Use existing dependencies and project patterns.
Run the narrowest useful test (the new cut tests) plus relevant wider gates (lint, typecheck, build).
Preserve strong assertions written by cut.
Stop and ask if implementation reveals a design decision the spec did not answer.

If cook reports partial or skipped work, stop and resolve before taste-test.

Taste-test — drift / readability / scope / simplify¶

After cook says "I completed all the changes", run a taste test before press. This reduced workflow uses one inline taste-test step:

Lens	Question	Pass criterion
Spec	Did the implementation drift from the spec?	Every behaviour described in the spec is present; nothing extra.
Readability	Is the change as concise and clear as possible?	A reviewer can understand each changed file without external context.
Scope	Did cook add more than asked?	The diff matches the spec's bullets; no speculative helpers.
Simplify	Does the diff reuse what exists, stay clean, and avoid wasted work?	See sub-checks below; all three must pass.

The Simplify lens runs three sub-checks (the same three axes /simplify uses):

Reuse — new code does not duplicate an existing utility/helper/component; inline logic that has a project helper uses it; no near-duplicates of an existing function.
Quality — no redundant state (cached value that can be derived), no parameter sprawl (added params instead of restructuring), no copy-paste-with-variation, no leaky abstraction (exposing internals across a slice boundary), no stringly-typed code where a constant/enum/union exists.
Efficiency — no unnecessary work (redundant compute, repeated reads, N+1), no missed concurrency on independent ops, no recurring no-op state/store updates in loops or handlers, no pre-existence checks that should instead perform the operation and handle the resulting error, no unbounded structures or leaked listeners/timers, no full-file/dataset reads when a slice would do.

Each lens returns pass or revise.
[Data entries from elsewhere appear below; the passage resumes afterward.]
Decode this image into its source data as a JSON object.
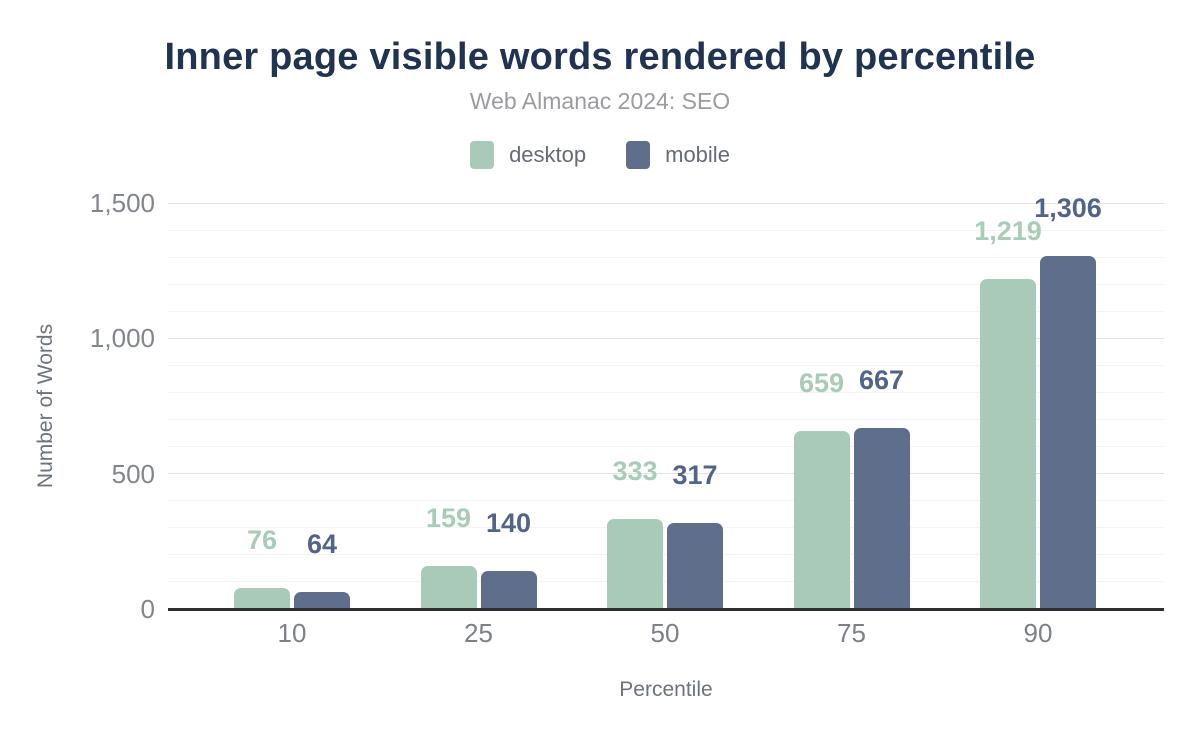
{
  "chart_data": {
    "type": "bar",
    "title": "Inner page visible words rendered by percentile",
    "subtitle": "Web Almanac 2024: SEO",
    "xlabel": "Percentile",
    "ylabel": "Number of Words",
    "categories": [
      "10",
      "25",
      "50",
      "75",
      "90"
    ],
    "series": [
      {
        "name": "desktop",
        "color": "#a9cab9",
        "label_color": "#a8ccb8",
        "values": [
          76,
          159,
          333,
          659,
          1219
        ],
        "labels": [
          "76",
          "159",
          "333",
          "659",
          "1,219"
        ]
      },
      {
        "name": "mobile",
        "color": "#5f6e8b",
        "label_color": "#53648a",
        "values": [
          64,
          140,
          317,
          667,
          1306
        ],
        "labels": [
          "64",
          "140",
          "317",
          "667",
          "1,306"
        ]
      }
    ],
    "ylim": [
      0,
      1500
    ],
    "yticks": [
      {
        "value": 0,
        "label": "0"
      },
      {
        "value": 500,
        "label": "500"
      },
      {
        "value": 1000,
        "label": "1,000"
      },
      {
        "value": 1500,
        "label": "1,500"
      }
    ],
    "grid": {
      "minor_step": 100,
      "major_step": 500,
      "minor_on": true,
      "major_on": true
    },
    "legend_position": "top",
    "colors": {
      "title": "#203353",
      "subtitle": "#9b9ba0",
      "axis_baseline": "#2f2f2f",
      "tick_text": "#81868d",
      "axis_title_text": "#6d737b"
    }
  }
}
Pipe every revise finding back into a bounded corrective cook pass with the original spec, the cook report, and the taste evidence.

Two-round cap¶

best:    cook → taste-test (all pass) → press
worst:   cook → taste-test → cook → taste-test → cook (final)

After the second taste test, allow only one final corrective cook pass. If that final pass cannot fully resolve the taste findings, stop and report blocked instead of continuing to press.

Why a cap¶

Without it, the loop has no termination — every taste pass can find something to nudge. The cap forces a "ship or escalate" decision instead of infinite refinement.

Self-evaluation before handoff¶

- [ ] Spec or acceptance criteria are clear.
- [ ] Cut wrote failing tests before production changes.
- [ ] Cook made tests pass without speculative behaviour.
- [ ] Taste-test passed or completed the two-round corrective loop.
- [ ] Relevant quality gates pass.
- [ ] All changed files are intentional.
- [ ] Remaining risks or skipped checks are documented.